Andererseits ist in dem Gesetz ausgeführt, was zum Entzug des Körperschaftsstatus führen kann. Etwa wenn sich eine Religionsgemeinschaft in ihrem Wesen so verändert, dass sie inhaltlich einen anderen Charakter erhält oder primär nur noch wirtschaftliche Ziele verfolgt oder Zweifel an der Rechtstreue aufkommen. Allerdings werde dafür "das Fehlverhalten einzelner Mitglieder, selbst von Mitgliedern des Vorstandes, nicht genügen", heißt es dazu in den gesetzlichen Ausführungsbestimmungen.

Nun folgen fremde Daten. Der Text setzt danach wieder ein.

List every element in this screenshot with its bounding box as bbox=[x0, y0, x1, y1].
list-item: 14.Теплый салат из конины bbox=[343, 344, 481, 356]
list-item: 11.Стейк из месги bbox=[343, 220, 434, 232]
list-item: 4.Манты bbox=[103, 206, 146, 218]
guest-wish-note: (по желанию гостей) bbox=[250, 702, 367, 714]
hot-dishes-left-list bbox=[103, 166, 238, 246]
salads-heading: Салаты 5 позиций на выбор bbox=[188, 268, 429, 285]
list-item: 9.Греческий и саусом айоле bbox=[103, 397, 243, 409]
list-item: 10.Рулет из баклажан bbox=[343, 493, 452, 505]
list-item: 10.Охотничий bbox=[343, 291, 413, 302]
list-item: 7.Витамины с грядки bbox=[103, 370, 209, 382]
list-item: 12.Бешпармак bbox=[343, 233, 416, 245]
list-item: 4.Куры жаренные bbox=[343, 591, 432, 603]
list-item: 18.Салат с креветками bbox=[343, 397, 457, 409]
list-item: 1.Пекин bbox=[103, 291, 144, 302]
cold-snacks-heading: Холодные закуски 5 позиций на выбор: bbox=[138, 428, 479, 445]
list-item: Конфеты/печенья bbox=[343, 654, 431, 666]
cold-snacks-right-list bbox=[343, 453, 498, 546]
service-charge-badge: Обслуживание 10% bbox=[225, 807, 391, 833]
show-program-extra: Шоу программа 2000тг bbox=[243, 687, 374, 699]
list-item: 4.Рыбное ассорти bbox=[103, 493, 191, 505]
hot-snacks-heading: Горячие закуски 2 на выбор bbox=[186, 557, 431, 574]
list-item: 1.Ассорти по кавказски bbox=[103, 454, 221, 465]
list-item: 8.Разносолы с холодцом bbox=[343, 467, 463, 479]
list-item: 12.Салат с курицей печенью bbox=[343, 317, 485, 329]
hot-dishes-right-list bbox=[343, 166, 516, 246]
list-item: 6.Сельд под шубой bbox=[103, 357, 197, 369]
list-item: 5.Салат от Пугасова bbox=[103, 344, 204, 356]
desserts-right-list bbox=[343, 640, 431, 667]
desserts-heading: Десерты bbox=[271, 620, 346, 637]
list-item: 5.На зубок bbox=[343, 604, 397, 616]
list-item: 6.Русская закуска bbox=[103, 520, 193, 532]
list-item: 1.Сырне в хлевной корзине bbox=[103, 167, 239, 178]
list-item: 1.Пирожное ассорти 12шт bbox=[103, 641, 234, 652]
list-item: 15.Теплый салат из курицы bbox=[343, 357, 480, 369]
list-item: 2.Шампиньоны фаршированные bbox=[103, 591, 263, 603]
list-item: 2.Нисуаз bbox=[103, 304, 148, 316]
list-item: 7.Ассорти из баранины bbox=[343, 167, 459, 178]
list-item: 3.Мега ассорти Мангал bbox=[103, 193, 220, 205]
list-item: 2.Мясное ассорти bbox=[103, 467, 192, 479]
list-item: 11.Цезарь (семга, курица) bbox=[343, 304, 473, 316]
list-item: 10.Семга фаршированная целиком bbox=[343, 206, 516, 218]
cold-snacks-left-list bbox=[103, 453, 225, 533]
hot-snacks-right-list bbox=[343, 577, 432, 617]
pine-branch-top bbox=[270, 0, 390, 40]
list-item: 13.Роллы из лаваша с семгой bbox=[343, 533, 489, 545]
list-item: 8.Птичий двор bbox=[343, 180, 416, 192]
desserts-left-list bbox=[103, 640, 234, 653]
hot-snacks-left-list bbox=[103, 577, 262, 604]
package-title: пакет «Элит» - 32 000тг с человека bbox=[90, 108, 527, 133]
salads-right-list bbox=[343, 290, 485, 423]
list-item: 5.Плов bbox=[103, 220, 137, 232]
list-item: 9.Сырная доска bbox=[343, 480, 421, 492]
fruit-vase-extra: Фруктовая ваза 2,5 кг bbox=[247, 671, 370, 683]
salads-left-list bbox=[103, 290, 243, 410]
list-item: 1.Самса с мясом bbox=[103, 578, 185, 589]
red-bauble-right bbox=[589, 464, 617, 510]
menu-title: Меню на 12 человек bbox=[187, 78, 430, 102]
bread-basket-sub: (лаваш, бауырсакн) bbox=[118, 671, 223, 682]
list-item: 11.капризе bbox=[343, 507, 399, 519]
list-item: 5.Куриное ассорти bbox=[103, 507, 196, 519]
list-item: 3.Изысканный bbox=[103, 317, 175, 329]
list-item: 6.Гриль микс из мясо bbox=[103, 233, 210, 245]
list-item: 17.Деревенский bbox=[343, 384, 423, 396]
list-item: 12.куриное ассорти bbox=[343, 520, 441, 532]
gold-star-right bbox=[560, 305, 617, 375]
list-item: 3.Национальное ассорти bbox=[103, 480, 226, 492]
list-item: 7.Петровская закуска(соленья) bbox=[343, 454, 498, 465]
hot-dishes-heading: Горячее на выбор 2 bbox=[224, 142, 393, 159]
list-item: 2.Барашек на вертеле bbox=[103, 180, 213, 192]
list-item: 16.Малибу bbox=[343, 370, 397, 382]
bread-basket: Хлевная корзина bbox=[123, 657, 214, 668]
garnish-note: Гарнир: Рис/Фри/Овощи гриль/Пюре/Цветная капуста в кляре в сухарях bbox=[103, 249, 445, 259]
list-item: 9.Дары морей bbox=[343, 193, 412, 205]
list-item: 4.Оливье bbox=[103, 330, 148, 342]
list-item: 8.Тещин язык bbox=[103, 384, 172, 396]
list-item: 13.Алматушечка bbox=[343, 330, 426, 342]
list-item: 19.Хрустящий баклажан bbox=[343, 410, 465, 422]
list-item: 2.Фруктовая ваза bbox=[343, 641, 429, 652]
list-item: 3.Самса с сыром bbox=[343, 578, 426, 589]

Wir wollten das nicht weiterhin allein den Gerichten überlassen. Derzeit gibt es Bestrebungen der Zeugen Jehovas, den Körperschaftstatus in NRW einzuklagen. Zuletzt hatte das Verwaltungsgericht Arnsberg den Trägerverein des hinduistischen Tempels in Hamm als Körperschaft des öffentlichen Rechts anerkannt.

Der Status bringt besondere Rechte mit sich, etwa bei den Mitgliedern Steuern einzuziehen. Zudem erhalten Religionsgemeinschaften Vergünstigungen bei Steuern, Abgaben und Gebühren sowie Mitspracherechte in Gremien. 

In das neue Gesetz sind unter anderem die Anregungen aus einer langen Anhörung mit mehreren Expertinnen und Experten eingeflossen. So wird das Gesetz nochmals bis Ende 2021 auf seine Wirksamkeit überprüft. Mit dieser neuen Regelung wollen wir vor allem den gesellschaftlichen Zusammenhalt fördern und auch der Radikalisierung an den Rändern entgegenwirken.

Die Rechtslage der beiden großen Kirchen werden durch das Gesetz nicht berührt. Die Kirchen sind durch das Konkordat geschützt. Auch für die jüdischen Kultusgemeinden gibt es gesonderte gesetzliche Regelungen.